The HIV-1 epidemic in South Africa remains the highest worldwide with subtype C as the major circulating virus. An HIV vaccine is still elusive, and with only half of the infected population receiving antiretroviral treatment, the demand for comprehensive interventions such as the development of new therapeutic agents is indispensable. It was previously shown that a parental anti-gp120 RNA aptamer, called B40, neutralized a broad range of HIV-1 subtypes and suppressed viral replication in cultured human peripheral blood mononuclear cells by up to 10,000- fold. Therefore, in this study I explored the use of its modified synthetic derivative, called UCLA1, to neutralize HIV-1 subtype C clinical isolates. UCLA1 was shown to have high affinity for the consensus HIV-1 subtype C gp120 and neutralized subtype C isolates with IC50 values in the nanomolar range.

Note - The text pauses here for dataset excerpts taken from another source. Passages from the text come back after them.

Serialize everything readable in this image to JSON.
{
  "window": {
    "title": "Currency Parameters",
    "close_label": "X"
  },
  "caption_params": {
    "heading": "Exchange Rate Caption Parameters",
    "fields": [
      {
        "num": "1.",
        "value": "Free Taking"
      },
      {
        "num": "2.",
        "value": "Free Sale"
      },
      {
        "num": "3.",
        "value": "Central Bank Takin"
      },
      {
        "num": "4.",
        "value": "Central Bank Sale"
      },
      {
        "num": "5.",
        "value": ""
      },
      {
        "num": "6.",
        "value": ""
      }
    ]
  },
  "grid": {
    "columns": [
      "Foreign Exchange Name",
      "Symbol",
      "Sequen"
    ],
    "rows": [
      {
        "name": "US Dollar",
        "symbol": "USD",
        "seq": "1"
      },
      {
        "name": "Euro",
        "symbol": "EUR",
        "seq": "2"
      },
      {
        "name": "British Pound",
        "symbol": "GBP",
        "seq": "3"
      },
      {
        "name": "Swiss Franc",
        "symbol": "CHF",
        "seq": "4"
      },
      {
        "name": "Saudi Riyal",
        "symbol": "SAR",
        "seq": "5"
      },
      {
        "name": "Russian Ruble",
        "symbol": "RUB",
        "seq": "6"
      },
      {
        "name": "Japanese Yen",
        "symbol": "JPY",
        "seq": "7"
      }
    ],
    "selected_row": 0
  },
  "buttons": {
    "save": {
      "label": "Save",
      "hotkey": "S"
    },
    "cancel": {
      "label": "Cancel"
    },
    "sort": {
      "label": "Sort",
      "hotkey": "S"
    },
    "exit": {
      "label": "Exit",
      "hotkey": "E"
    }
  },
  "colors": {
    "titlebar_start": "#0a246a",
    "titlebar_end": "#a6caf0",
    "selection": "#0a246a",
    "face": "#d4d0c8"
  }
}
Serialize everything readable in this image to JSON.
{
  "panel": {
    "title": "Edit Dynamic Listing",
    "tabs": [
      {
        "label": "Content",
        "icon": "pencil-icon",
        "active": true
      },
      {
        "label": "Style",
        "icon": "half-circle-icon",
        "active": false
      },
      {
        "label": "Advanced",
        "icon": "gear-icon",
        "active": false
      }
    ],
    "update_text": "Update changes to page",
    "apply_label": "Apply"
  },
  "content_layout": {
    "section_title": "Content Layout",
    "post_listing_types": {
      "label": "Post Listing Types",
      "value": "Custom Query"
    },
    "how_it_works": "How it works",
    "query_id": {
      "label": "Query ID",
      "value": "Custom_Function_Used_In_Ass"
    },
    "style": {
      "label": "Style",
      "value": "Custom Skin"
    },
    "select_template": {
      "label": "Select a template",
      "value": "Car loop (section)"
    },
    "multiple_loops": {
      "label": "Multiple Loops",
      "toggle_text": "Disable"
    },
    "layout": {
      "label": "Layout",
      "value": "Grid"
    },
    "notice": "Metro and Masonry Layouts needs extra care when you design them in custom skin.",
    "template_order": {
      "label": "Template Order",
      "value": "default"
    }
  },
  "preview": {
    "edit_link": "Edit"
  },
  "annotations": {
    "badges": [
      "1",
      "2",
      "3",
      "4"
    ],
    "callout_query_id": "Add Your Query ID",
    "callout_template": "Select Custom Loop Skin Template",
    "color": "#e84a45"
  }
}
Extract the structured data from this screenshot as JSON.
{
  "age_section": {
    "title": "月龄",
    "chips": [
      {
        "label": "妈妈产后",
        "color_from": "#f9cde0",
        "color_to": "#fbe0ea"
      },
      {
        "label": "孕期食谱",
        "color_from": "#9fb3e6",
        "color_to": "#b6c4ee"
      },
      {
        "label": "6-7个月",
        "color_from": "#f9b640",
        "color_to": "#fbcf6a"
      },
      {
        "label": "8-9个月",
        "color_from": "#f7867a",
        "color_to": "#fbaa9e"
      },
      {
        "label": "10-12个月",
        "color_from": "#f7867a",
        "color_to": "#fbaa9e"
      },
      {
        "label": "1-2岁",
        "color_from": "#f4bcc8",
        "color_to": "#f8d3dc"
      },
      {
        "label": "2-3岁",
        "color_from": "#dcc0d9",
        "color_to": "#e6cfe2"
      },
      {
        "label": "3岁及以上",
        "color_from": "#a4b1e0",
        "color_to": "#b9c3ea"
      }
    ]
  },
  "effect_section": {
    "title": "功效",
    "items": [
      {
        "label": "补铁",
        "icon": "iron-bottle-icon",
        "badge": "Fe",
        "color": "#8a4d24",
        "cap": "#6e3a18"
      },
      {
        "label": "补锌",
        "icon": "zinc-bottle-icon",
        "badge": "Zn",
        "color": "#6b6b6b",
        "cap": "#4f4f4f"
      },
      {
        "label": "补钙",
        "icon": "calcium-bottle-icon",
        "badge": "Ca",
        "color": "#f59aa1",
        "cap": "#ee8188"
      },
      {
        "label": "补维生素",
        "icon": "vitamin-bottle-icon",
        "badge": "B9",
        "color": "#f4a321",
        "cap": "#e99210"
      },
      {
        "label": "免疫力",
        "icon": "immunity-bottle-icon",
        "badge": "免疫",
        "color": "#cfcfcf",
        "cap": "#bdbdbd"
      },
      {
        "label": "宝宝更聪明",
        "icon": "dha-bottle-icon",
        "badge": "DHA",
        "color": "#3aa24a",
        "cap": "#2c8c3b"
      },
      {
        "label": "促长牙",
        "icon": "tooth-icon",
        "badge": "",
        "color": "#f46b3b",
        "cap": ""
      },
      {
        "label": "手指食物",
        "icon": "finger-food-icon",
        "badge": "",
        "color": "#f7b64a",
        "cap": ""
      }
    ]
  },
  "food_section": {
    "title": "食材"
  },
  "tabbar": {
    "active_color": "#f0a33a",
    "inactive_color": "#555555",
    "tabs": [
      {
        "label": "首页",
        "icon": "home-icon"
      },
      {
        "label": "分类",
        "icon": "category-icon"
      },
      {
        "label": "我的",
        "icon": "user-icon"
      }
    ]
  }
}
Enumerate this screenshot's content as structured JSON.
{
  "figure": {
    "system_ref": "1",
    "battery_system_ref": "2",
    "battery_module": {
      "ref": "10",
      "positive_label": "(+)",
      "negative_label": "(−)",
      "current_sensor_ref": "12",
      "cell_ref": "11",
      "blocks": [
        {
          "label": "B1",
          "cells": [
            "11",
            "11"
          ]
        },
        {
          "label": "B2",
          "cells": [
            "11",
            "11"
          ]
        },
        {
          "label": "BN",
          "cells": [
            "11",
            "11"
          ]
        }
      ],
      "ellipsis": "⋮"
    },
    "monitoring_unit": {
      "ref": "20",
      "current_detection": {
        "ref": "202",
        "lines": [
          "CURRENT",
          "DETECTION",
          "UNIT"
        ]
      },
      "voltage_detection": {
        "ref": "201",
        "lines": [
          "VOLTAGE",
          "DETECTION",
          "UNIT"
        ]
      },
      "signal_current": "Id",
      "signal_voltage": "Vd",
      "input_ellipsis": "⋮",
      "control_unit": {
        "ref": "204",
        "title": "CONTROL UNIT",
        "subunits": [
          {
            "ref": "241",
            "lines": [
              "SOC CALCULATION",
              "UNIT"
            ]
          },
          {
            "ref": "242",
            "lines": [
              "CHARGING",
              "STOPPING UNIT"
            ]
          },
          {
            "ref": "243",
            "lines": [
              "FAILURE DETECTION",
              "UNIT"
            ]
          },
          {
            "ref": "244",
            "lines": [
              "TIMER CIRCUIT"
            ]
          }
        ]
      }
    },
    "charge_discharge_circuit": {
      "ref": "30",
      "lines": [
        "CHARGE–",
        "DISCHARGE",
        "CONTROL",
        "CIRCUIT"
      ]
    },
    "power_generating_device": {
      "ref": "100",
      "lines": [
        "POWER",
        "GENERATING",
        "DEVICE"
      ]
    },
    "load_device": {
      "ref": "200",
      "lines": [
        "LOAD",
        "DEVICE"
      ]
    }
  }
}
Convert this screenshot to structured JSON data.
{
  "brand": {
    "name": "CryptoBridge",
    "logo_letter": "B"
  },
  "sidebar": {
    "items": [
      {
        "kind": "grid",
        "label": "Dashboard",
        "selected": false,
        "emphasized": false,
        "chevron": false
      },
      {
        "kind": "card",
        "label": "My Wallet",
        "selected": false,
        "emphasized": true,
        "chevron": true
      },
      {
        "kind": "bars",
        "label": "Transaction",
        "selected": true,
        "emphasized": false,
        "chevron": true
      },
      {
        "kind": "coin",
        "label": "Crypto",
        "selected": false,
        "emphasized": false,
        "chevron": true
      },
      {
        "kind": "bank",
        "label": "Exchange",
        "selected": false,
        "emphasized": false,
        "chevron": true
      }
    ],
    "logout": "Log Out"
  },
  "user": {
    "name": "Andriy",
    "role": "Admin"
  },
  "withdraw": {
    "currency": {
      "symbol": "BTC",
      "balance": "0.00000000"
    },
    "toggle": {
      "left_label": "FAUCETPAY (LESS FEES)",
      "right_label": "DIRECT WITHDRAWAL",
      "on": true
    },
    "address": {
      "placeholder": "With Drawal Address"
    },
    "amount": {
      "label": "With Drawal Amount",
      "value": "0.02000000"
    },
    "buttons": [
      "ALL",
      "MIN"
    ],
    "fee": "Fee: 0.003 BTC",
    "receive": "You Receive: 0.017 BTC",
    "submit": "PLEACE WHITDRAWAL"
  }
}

There was no neutralization preference noted between viruses isolated from acute and chronic infections or between isolates from adult and paediatric patients in TZM-bl cells, PBMC or macrophage assays. The aptamer was not strain or tropism restricted since it neutralized both R5 and X4 viruses. It was also non-cytotoxic when tested in different cell lines. Mapping of UCLA1 binding sites on gp120 revealed eight amino acid residues that modulated neutralization resistance. These included residues within the co-receptor binding site, at the base of the V3 loop, and in the bridging sheet within the conserved V1/V2 stem-loop of gp120. The aptamer was also shown to have synergistic effects with T20, a gp41 fusion inhibitor and IgG1b12, an anti-CD4 binding site monoclonal antibody. Two primary viruses were tested for their ability to become resistant by culturing them under escalating concentrations of the aptamer for a maximum of 84 days. Only one of the two viruses mutated to escape neutralization by UCLA1 at 7-fold of the IC50. Six escape mutations were identified within the V3 loop and in the CD4 and co-receptor binding complex at the base of the β15 sheet and the α3 helix, confirming and extending UCLA1 binding sites mapping data. Taken together, these data show that UCLA1 has broad spectrum potency as an entry inhibitor against HIV-1 subtype C isolates suggesting it might be a suitable candidate for human clinical testing with a low propensity for developing resistance.